Here are some photos we had taken at JC Penney this year. We weren’t able to get them done in time to send out Christmas cards this year, but had them taken, anyway. Honestly, that’s ok. I really dislike myself in the family photo and prefer not sending it out. I love Alan and the girls, though.
I ordered a copy of the Lamsa Bible, which according to David Hawkins is the Bible most close to the original Aramaic text of Jesus. I see online that there is controversy over this, so it’ll be interesting to learn more about that. Bible passages have been comforting to me lately. Here is one I like today, from Jesus’ Sermon on the Mount from Matthew 5 in the King James Bible. It fills my heart.
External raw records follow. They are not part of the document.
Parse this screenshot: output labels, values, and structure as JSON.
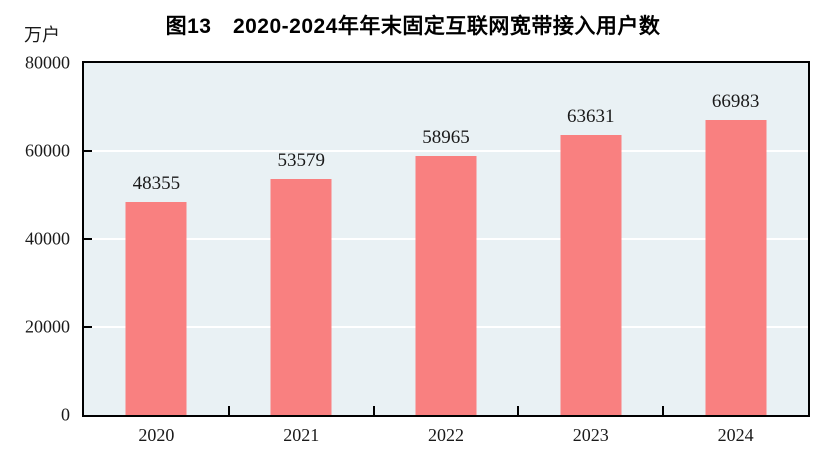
{
  "chart_data": {
    "type": "bar",
    "title": "图13　2020-2024年年末固定互联网宽带接入用户数",
    "unit_label": "万户",
    "categories": [
      "2020",
      "2021",
      "2022",
      "2023",
      "2024"
    ],
    "values": [
      48355,
      53579,
      58965,
      63631,
      66983
    ],
    "xlabel": "",
    "ylabel": "万户",
    "ylim": [
      0,
      80000
    ],
    "yticks": [
      0,
      20000,
      40000,
      60000,
      80000
    ],
    "grid": "horizontal-white-lines",
    "legend": "none",
    "data_labels": "above-bars",
    "tick_direction": "in",
    "colors": {
      "bar": "#f98080",
      "plot_background": "#e9f1f4",
      "grid_line": "#ffffff",
      "axis_border": "#000000",
      "text": "#1a1a1a"
    }
  }
}
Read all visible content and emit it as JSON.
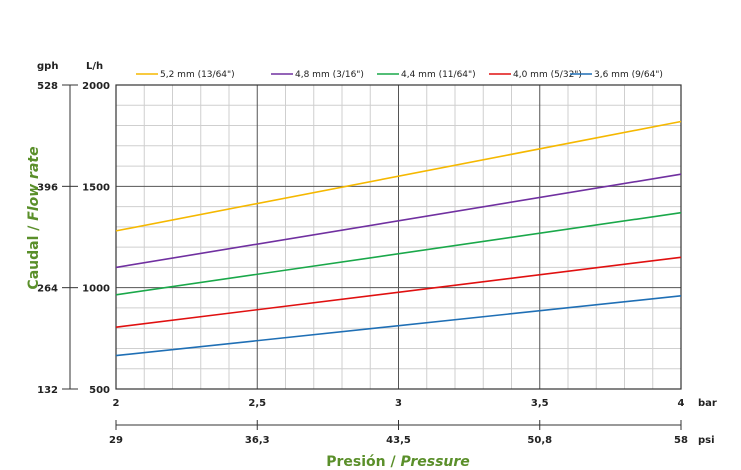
{
  "chart_data": {
    "type": "line",
    "title": "",
    "xlabel_es": "Presión",
    "xlabel_sep": " / ",
    "xlabel_en": "Pressure",
    "ylabel_es": "Caudal",
    "ylabel_sep": " / ",
    "ylabel_en": "Flow rate",
    "x_unit_bar": "bar",
    "x_unit_psi": "psi",
    "y_unit_lh": "L/h",
    "y_unit_gph": "gph",
    "xlim": [
      2,
      4
    ],
    "ylim": [
      500,
      2000
    ],
    "x_ticks_bar": [
      2,
      2.5,
      3,
      3.5,
      4
    ],
    "x_ticks_bar_labels": [
      "2",
      "2,5",
      "3",
      "3,5",
      "4"
    ],
    "x_ticks_psi_labels": [
      "29",
      "36,3",
      "43,5",
      "50,8",
      "58"
    ],
    "y_ticks_lh": [
      500,
      1000,
      1500,
      2000
    ],
    "y_ticks_lh_labels": [
      "500",
      "1000",
      "1500",
      "2000"
    ],
    "y_ticks_gph_labels": [
      "132",
      "264",
      "396",
      "528"
    ],
    "grid": true,
    "legend_position": "top",
    "series": [
      {
        "name": "5,2 mm (13/64\")",
        "color": "#f5b800",
        "x": [
          2,
          4
        ],
        "y": [
          1280,
          1820
        ]
      },
      {
        "name": "4,8 mm (3/16\")",
        "color": "#7030a0",
        "x": [
          2,
          4
        ],
        "y": [
          1100,
          1560
        ]
      },
      {
        "name": "4,4 mm (11/64\")",
        "color": "#1aa84a",
        "x": [
          2,
          4
        ],
        "y": [
          965,
          1370
        ]
      },
      {
        "name": "4,0 mm (5/32\")",
        "color": "#e01010",
        "x": [
          2,
          4
        ],
        "y": [
          805,
          1150
        ]
      },
      {
        "name": "3,6 mm (9/64\")",
        "color": "#1f6fb5",
        "x": [
          2,
          4
        ],
        "y": [
          665,
          960
        ]
      }
    ]
  }
}
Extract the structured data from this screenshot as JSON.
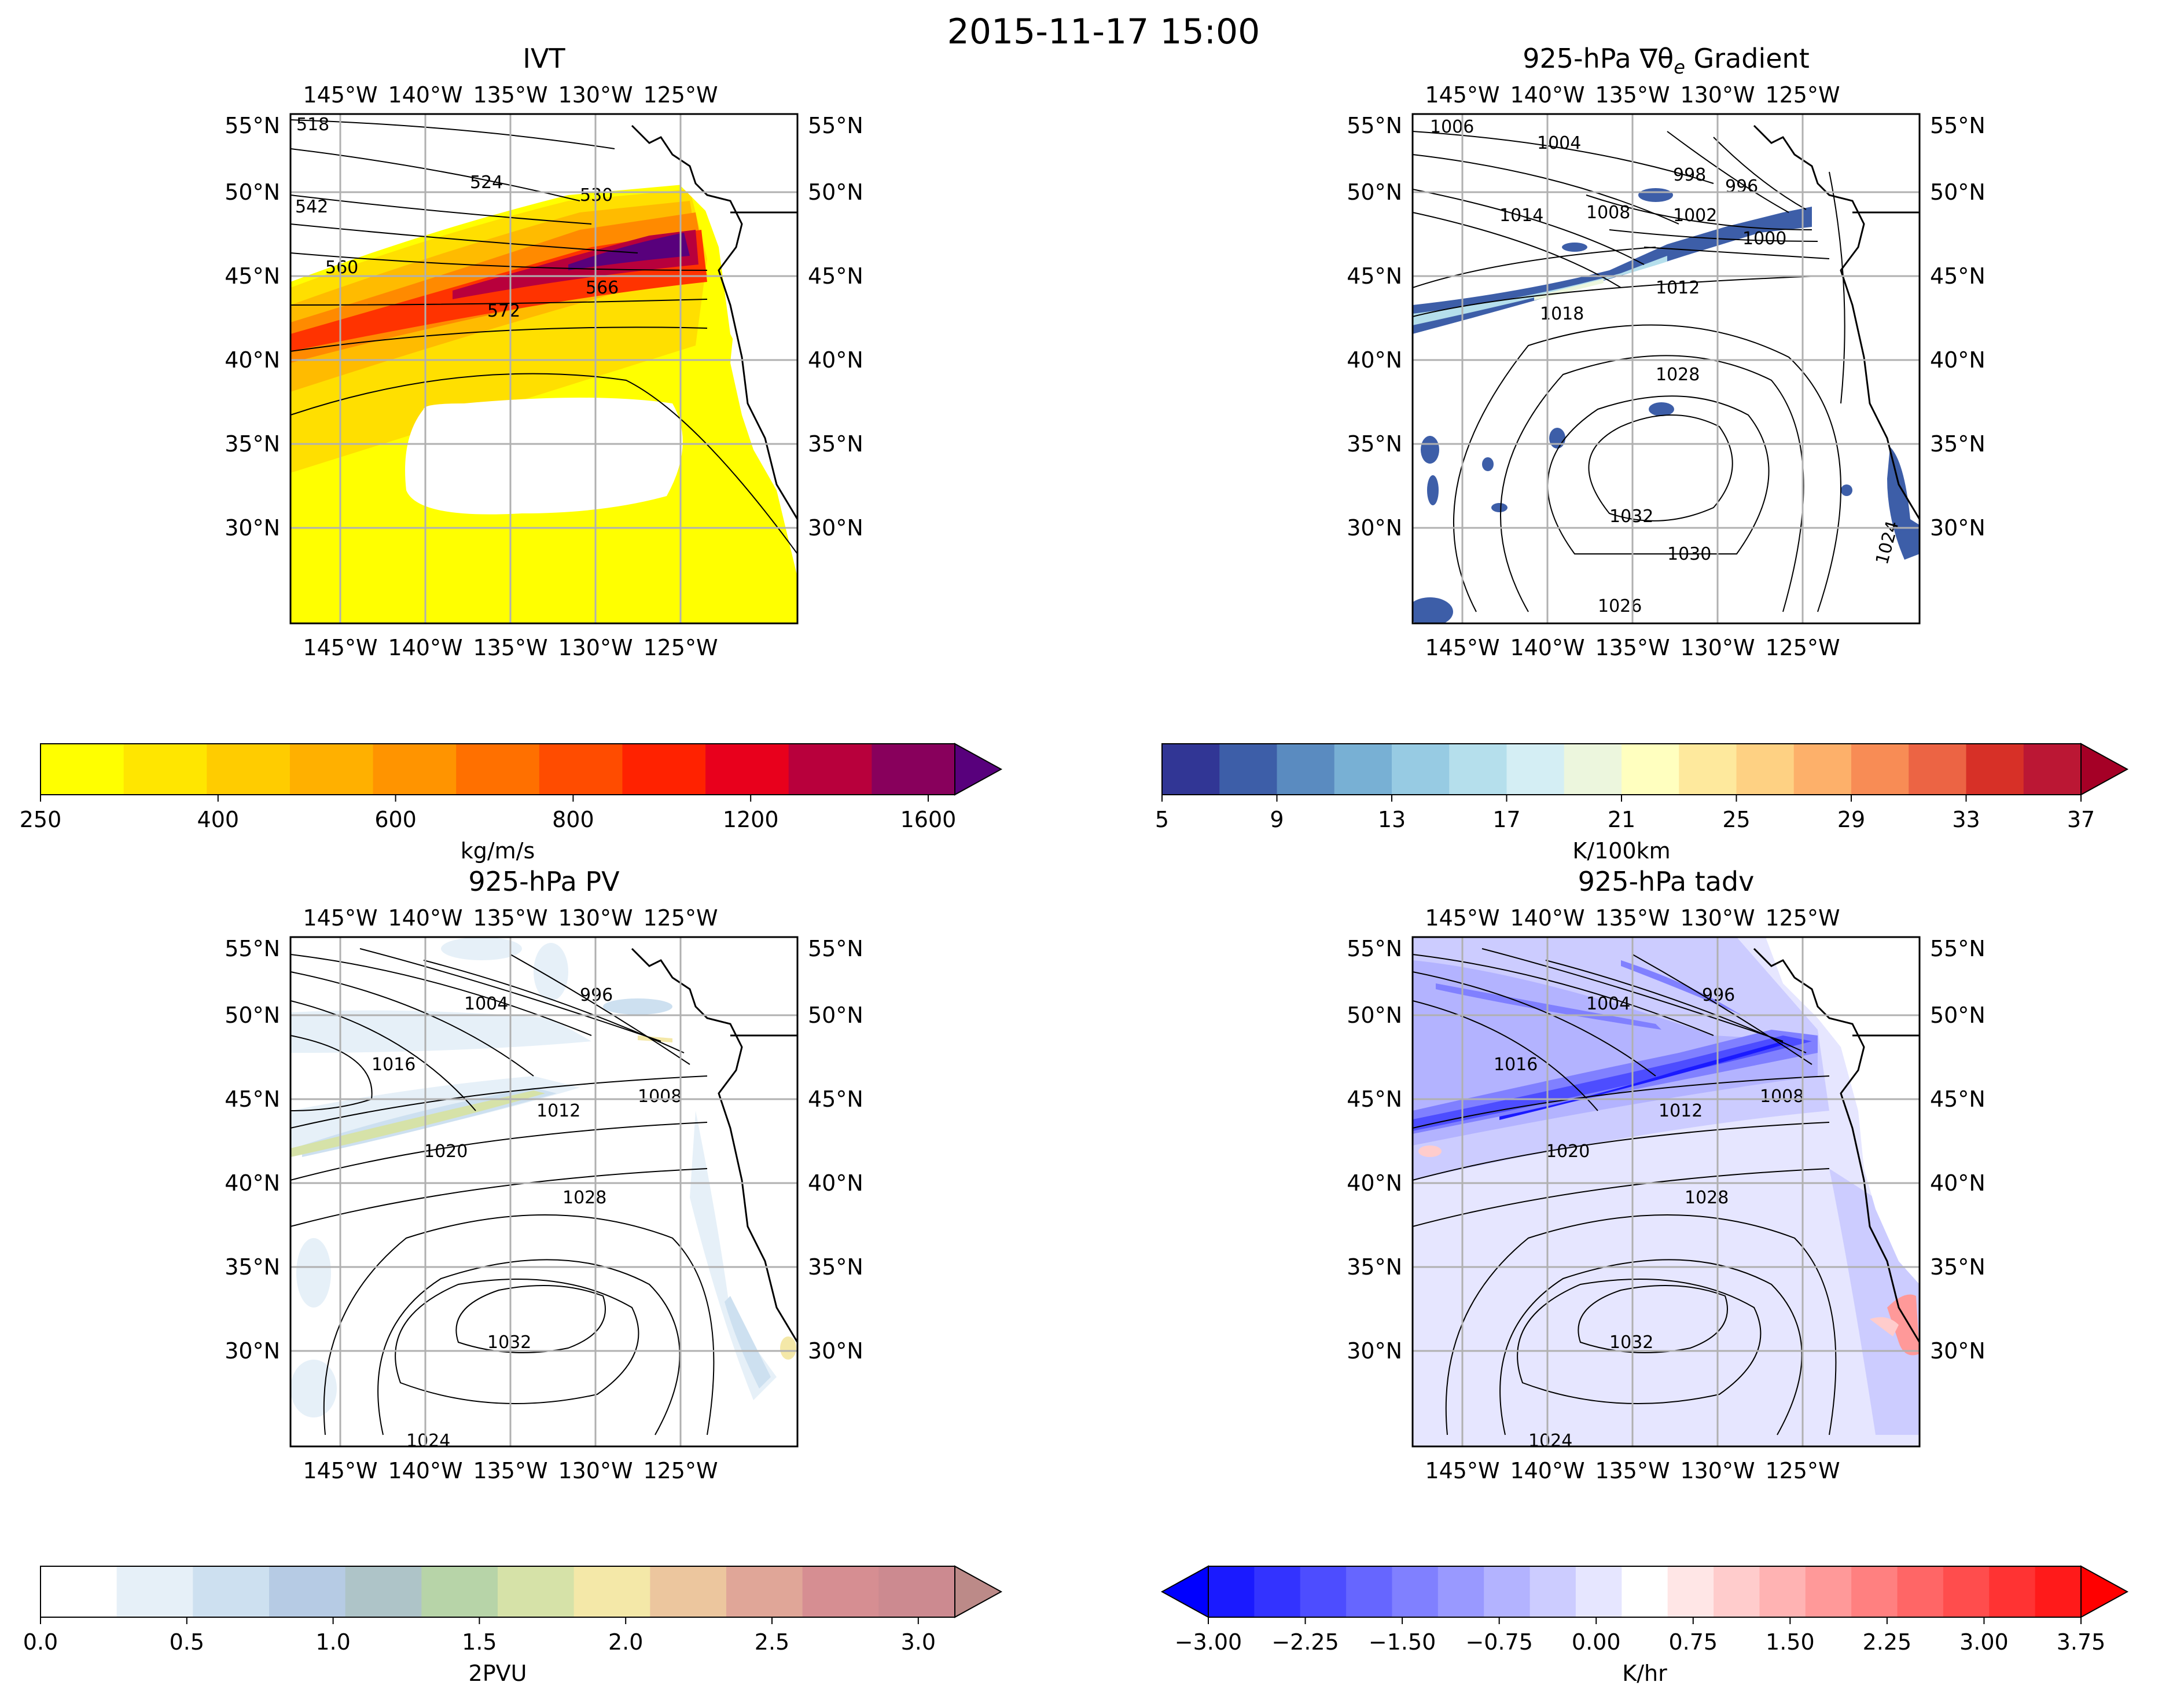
{
  "figure": {
    "title": "2015-11-17 15:00"
  },
  "ticks": {
    "lon": [
      "145°W",
      "140°W",
      "135°W",
      "130°W",
      "125°W"
    ],
    "lat": [
      "55°N",
      "50°N",
      "45°N",
      "40°N",
      "35°N",
      "30°N"
    ]
  },
  "panels": [
    {
      "id": "ivt",
      "title": "IVT",
      "cbar_label": "kg/m/s",
      "cbar_ticks": [
        "250",
        "400",
        "600",
        "800",
        "1200",
        "1600"
      ],
      "cbar_colors": [
        "#ffff00",
        "#ffe600",
        "#ffcc00",
        "#ffb000",
        "#ff9400",
        "#ff7000",
        "#ff4c00",
        "#ff2200",
        "#e8001c",
        "#b8003c",
        "#88005c",
        "#58007c"
      ],
      "contours": [
        {
          "label": "518"
        },
        {
          "label": "524"
        },
        {
          "label": "530"
        },
        {
          "label": "542"
        },
        {
          "label": "560"
        },
        {
          "label": "566"
        },
        {
          "label": "572"
        }
      ]
    },
    {
      "id": "grad",
      "title_prefix": "925-hPa ∇θ",
      "title_sub": "e",
      "title_suffix": " Gradient",
      "cbar_label": "K/100km",
      "cbar_ticks": [
        "5",
        "9",
        "13",
        "17",
        "21",
        "25",
        "29",
        "33",
        "37"
      ],
      "cbar_colors": [
        "#313695",
        "#3d5ea8",
        "#5a8bc0",
        "#78b0d4",
        "#97cbe3",
        "#b5dfec",
        "#d4eef4",
        "#ecf6dd",
        "#ffffbf",
        "#fee99d",
        "#fed183",
        "#fdb06a",
        "#f88c55",
        "#ec6444",
        "#d73027",
        "#bb1734",
        "#a50026"
      ],
      "contours": [
        {
          "label": "1006"
        },
        {
          "label": "1004"
        },
        {
          "label": "998"
        },
        {
          "label": "996"
        },
        {
          "label": "1014"
        },
        {
          "label": "1008"
        },
        {
          "label": "1002"
        },
        {
          "label": "1000"
        },
        {
          "label": "1012"
        },
        {
          "label": "1018"
        },
        {
          "label": "1028"
        },
        {
          "label": "1032"
        },
        {
          "label": "1030"
        },
        {
          "label": "1026"
        },
        {
          "label": "1024"
        }
      ]
    },
    {
      "id": "pv",
      "title": "925-hPa PV",
      "cbar_label": "2PVU",
      "cbar_ticks": [
        "0.0",
        "0.5",
        "1.0",
        "1.5",
        "2.0",
        "2.5",
        "3.0"
      ],
      "cbar_colors": [
        "#ffffff",
        "#e6f0f8",
        "#cde0f0",
        "#b6cbe4",
        "#aec4c8",
        "#b7d4a8",
        "#d6e2a8",
        "#f4e8a8",
        "#ecc69e",
        "#e0a698",
        "#d68e92",
        "#cc8a90",
        "#bc8a88"
      ],
      "contours": [
        {
          "label": "1004"
        },
        {
          "label": "996"
        },
        {
          "label": "1016"
        },
        {
          "label": "1008"
        },
        {
          "label": "1012"
        },
        {
          "label": "1020"
        },
        {
          "label": "1028"
        },
        {
          "label": "1032"
        },
        {
          "label": "1024"
        }
      ]
    },
    {
      "id": "tadv",
      "title": "925-hPa tadv",
      "cbar_label": "K/hr",
      "cbar_ticks": [
        "−3.00",
        "−2.25",
        "−1.50",
        "−0.75",
        "0.00",
        "0.75",
        "1.50",
        "2.25",
        "3.00",
        "3.75"
      ],
      "cbar_colors": [
        "#0000ff",
        "#1a1aff",
        "#3333ff",
        "#4d4dff",
        "#6666ff",
        "#8080ff",
        "#9999ff",
        "#b3b3ff",
        "#ccccff",
        "#e6e6ff",
        "#ffffff",
        "#ffe6e6",
        "#ffcccc",
        "#ffb3b3",
        "#ff9999",
        "#ff8080",
        "#ff6666",
        "#ff4d4d",
        "#ff3333",
        "#ff1a1a",
        "#ff0000"
      ],
      "contours": [
        {
          "label": "1004"
        },
        {
          "label": "996"
        },
        {
          "label": "1016"
        },
        {
          "label": "1008"
        },
        {
          "label": "1012"
        },
        {
          "label": "1020"
        },
        {
          "label": "1028"
        },
        {
          "label": "1032"
        },
        {
          "label": "1024"
        }
      ]
    }
  ]
}
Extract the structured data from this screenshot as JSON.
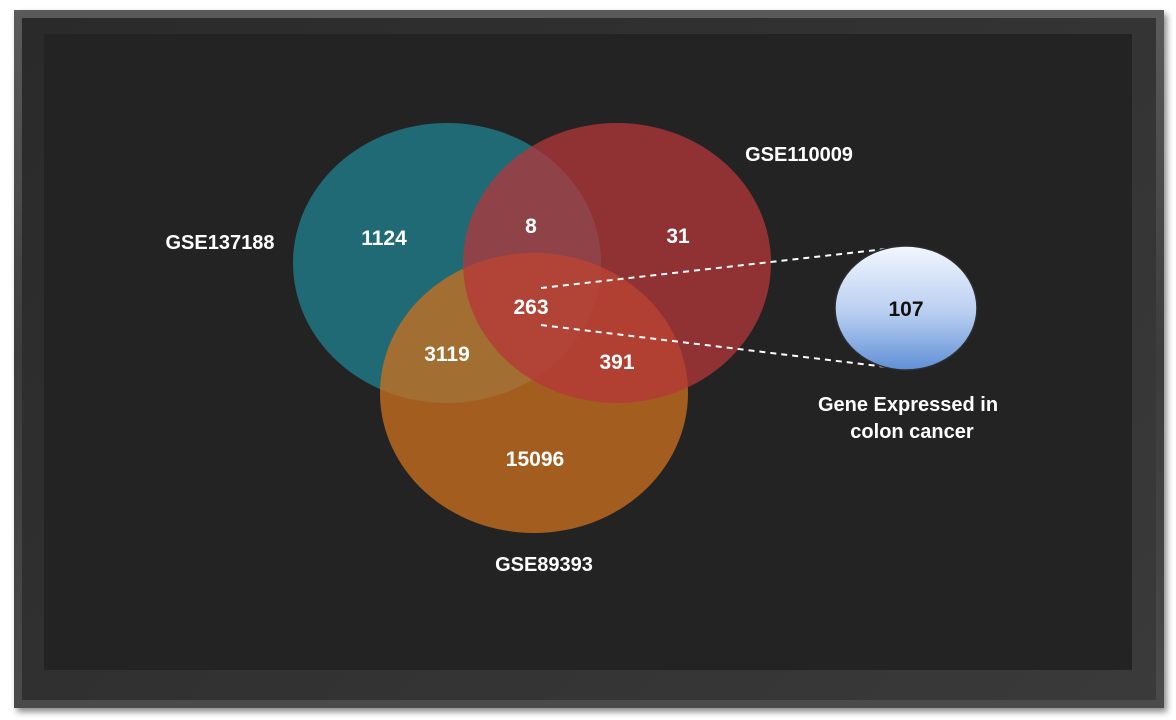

1And seeing the multitudes, He went up on a mountain, and when He was seated His disciples came to Him. 2Then He opened His mouth and taught them, saying:
3“Blessed are the poor in spirit, For theirs is the kingdom of heaven. 4Blessed are those who mourn, For they shall be comforted. 5Blessed are the meek, For they shall inherit the [a]earth. 6Blessed are those who hunger and thirst for righteousness, For they shall be filled. 7Blessed are the merciful, For they shall obtain mercy. 8Blessed are the pure in heart, For they shall see God. 9Blessed are the peacemakers, For they shall be called sons of God. 10Blessed are those who are persecuted for righteousness’ sake, For theirs is the kingdom of heaven.